What makes the weekend's removal more troubling than a straightforward act of censorship is precisely its lack of straightforwardness. India's theatrical certification regime, whatever its faults, at least operates through a named authority, a stated process and an appellate route to the courts, all of which RSVP had in fact exhausted over four years. Streaming platforms operate under the IT Rules' three-tier regulatory framework rather than the statutory certification process administered by the CBFC. In practice, however, that framework often leaves opaque decisions without the transparency that accompanies formal certification. The irony is difficult to miss. A framework created to avoid pre-certification has produced a result that is, from the viewer's perspective, even less transparent. A film can disappear without any publicly available order identifying who required its removal or why. Zee5's statement that it is exploring "every appropriate avenue through due process" to restore the film is candid about the fact that no due process attended its removal in the first place.
The honest answer to the question of who is behind this is that the public record does not yet say.
Shiromani Akali Dal president Sukhbir Singh Badal called the removal "arbitrary," a description that fits the available facts better than any theory of a specific hidden hand, because arbitrariness is what a decision looks like when its authorship cannot be established. It is entirely possible that an informal word was had with the platform, by an official acting without paper, or by a political actor with no office to answer for. It is equally possible that the platform, having released the film and watched the reaction it provoked, chose on its own account to withdraw it rather than wait to be told to. Both possibilities point to the same institutional failure, which is that a piece of cinema depicting the excesses of state power was made to disappear through a channel that leaves no trace for anyone, including the courts, to examine.
This is where the argument against bans of this kind acquires its force, and it is worth stating plainly rather than as a rhetorical flourish. A ban that cannot be named cannot be challenged, and content that disappears without an order behind it teaches a lesson considerably more chilling than one that is formally proscribed: that visibility itself is conditional on a silence nobody is required to explain.

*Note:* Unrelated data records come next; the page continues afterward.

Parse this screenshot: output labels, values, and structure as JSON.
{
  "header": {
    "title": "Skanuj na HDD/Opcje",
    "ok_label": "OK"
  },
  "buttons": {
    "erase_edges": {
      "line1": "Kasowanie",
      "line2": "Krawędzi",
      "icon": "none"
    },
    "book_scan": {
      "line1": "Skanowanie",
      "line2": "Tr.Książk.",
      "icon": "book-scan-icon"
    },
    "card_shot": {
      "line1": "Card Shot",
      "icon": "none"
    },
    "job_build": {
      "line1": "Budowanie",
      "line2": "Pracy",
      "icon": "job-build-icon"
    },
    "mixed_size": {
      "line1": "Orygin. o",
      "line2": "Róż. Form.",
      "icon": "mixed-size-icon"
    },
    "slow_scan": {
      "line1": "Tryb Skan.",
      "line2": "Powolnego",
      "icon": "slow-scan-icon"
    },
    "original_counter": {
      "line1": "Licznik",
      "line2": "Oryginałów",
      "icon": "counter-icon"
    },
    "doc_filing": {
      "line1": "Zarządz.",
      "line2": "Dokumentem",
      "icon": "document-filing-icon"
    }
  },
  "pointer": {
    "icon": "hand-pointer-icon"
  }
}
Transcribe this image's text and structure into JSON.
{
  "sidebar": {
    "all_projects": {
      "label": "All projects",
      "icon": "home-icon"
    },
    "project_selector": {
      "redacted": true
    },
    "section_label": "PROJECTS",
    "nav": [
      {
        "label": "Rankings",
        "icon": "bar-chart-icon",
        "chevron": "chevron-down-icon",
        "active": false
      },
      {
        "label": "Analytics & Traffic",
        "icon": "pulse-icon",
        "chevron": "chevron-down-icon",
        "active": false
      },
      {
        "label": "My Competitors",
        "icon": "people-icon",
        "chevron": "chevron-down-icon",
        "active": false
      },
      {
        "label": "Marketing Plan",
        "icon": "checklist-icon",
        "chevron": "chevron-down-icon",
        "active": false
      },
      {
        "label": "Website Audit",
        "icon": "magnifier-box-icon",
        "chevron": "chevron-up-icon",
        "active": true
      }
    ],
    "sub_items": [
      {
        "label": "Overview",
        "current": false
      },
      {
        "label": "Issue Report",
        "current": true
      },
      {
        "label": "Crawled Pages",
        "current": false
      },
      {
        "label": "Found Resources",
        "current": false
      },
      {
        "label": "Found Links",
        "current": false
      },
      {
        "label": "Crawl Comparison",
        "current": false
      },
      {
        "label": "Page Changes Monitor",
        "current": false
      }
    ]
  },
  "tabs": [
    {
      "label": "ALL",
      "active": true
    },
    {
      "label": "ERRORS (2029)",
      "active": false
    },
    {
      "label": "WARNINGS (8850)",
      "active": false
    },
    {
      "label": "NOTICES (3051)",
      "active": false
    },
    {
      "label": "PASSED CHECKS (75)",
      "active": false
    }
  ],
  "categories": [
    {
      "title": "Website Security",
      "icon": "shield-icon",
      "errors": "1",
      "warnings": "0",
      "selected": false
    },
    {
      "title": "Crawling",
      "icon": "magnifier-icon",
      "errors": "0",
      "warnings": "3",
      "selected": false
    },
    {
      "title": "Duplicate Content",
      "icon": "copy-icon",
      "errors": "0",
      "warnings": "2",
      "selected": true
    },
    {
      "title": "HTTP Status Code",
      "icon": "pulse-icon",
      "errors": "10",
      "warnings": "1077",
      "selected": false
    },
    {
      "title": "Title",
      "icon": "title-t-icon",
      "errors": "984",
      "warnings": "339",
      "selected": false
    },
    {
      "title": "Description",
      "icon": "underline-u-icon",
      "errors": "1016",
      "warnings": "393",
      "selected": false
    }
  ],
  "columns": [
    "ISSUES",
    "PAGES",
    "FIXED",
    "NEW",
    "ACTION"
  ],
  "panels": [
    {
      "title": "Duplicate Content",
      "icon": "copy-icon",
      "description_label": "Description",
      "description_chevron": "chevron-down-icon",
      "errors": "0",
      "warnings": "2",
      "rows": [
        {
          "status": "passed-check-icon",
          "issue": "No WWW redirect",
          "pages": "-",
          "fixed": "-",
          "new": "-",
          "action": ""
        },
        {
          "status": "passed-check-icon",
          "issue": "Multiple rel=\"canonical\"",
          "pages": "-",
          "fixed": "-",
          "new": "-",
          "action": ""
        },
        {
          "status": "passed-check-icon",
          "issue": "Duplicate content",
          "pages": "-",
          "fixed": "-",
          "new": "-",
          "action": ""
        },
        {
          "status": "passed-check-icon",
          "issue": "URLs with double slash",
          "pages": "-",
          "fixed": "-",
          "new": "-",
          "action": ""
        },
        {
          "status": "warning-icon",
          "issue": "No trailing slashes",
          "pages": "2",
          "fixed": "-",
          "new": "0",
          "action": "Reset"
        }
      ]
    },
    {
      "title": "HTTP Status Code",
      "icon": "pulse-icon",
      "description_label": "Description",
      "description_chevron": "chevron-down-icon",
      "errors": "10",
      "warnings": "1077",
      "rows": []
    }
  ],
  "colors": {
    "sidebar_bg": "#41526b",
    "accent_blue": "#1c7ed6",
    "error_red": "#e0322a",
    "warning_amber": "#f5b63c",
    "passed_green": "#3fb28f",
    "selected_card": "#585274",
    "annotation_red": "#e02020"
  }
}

Suppressing a dramatisation of events that the CBI has already investigated and the courts have already partly adjudicated does not protect any institution from scrutiny that has, in fact, already occurred. It merely denies ordinary citizens the occasion to encounter, in a form built for public engagement, a chapter of Punjab's history that their own investigative agencies and courts have already established. If the government or any of its agencies has a genuine objection to Satluj's content, that objection ought to be reduced to a written order, subject to appeal, in the manner the CBFC process itself makes available. Absent that, what the country has witnessed is not the exercise of any lawful authority but its avoidance, and a government or a platform that prefers avoidance to accountability invites exactly the suspicion that transparency would have foreclosed.